Identification of PNA binding ligands on endothelial cell surface. (A) PNA-agarose affinity purification followed by mass spectrometry analysis reveals MCAM and PECAM as two major cell surface glycan to be extracted by PNA affinity purification from HUVECs (insert shows silver staining of the eluted proteins eluted from PNA-agarose and separated by SDS-PAGE). (B) Representative confocal microscopy images show co-localization of PNA with MCAM on HUVEC cell surface. (C) MCAM immunoblots of PNA-agarose precipitates, without or with pre-treatment of the proteins with N- (PNGase-F) or O-glycanase. Treatment of the PNA precipitates with N-, but not O-glycanase, substantially reduces MCAM in the precipitates.

Figure 5.

MCAM and PECAM are both involved in PNA-mediated cytokine secretion.
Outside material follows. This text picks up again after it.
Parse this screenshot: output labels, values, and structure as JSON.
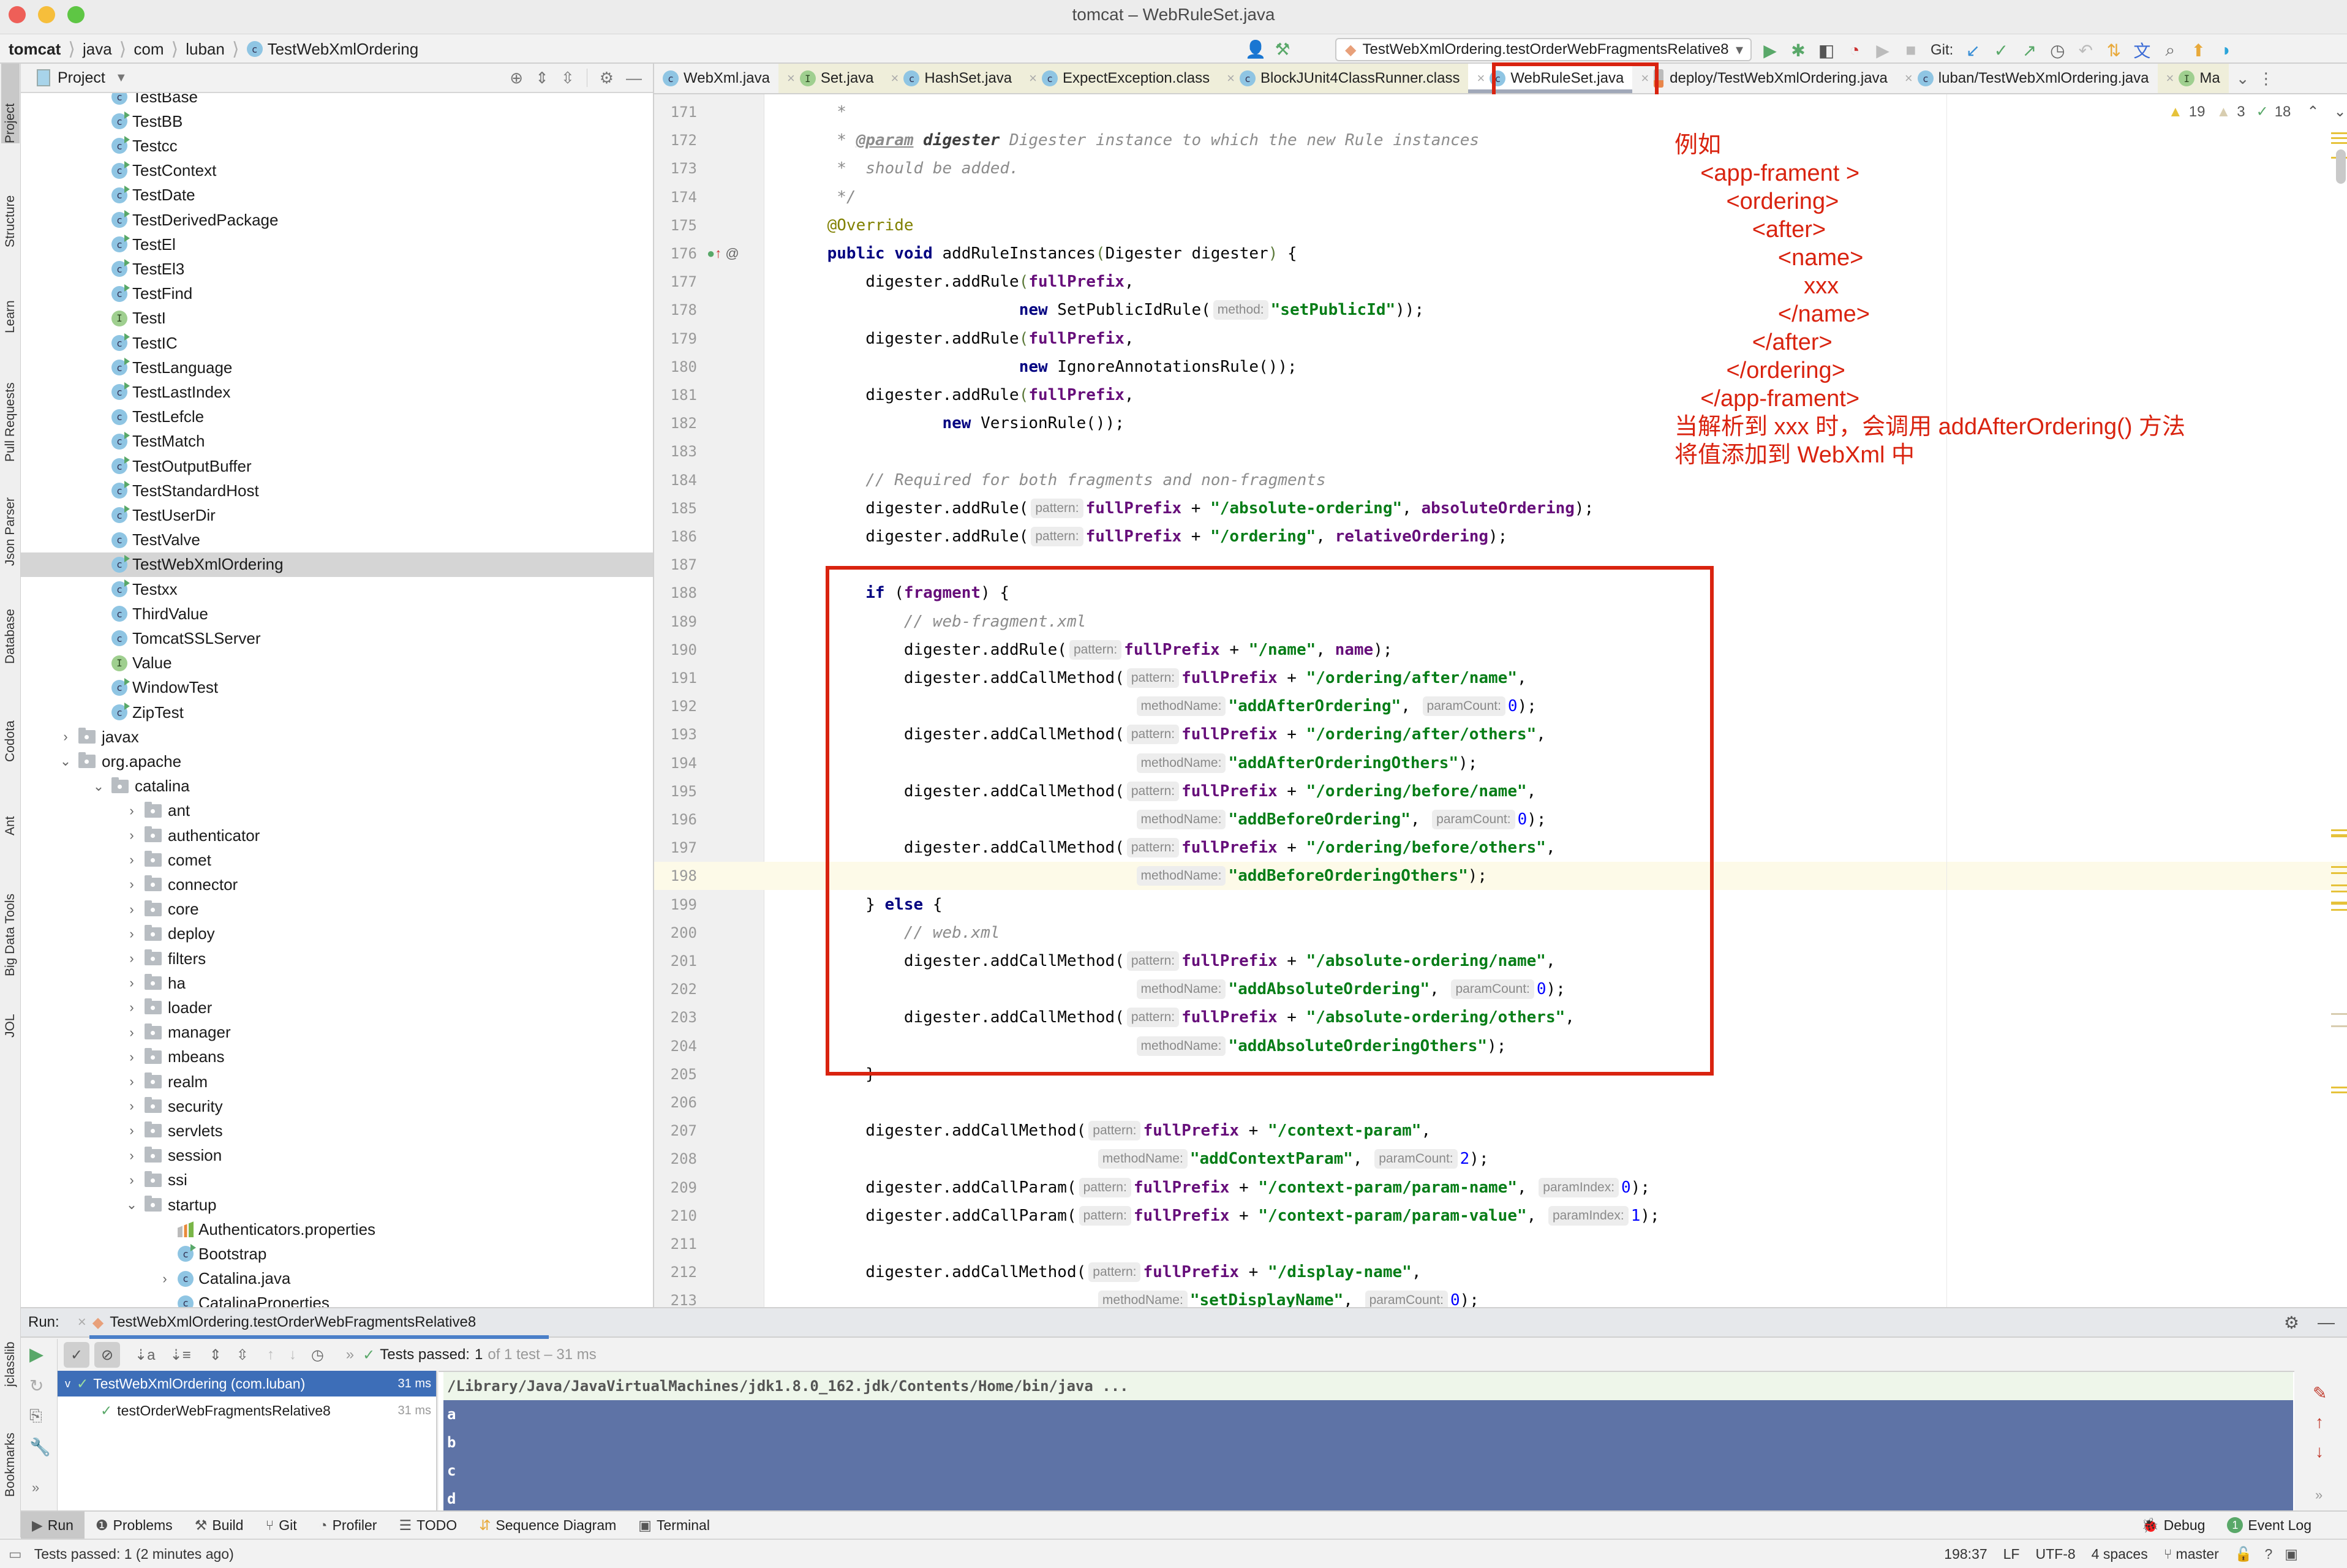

The presence of ASF or neutralizing antibodies to MCAM or PECAM reduced PNA-mediated secretion of MCP-1 and IL-6 (A) from HUVECs. siRNA suppression of MCAM and PECAM expression (B) each abolished PNA-induced secretion of MCP-1 and IL-6 (C). Data are presented as Mean ± SD of three independent experiments, each in triplicate. **p < 0.01, ***p < 0.001.

Figure 6.

PNA-mediated cytokine secretion involves activation of PI3K-AKT-PRAS40 signalling. Profile array analysis shows that treatment of HUVECs PNA increased phosphorylation of AKT, STAT3, RSK and PRAS40 (A). PNA induces dose-dependent increase of AKT and PRAS40 phosphorylation but not STAT3 (B). The presence of PI3K inhibitors Wortmannin (WM) and LY294002 (LY) inhibit PNA-mediated secretion of MCP-1 and IL-6 (C) from HUVECs. Data are presented as Mean ± SD of three independent experiments. ***p < 0.001.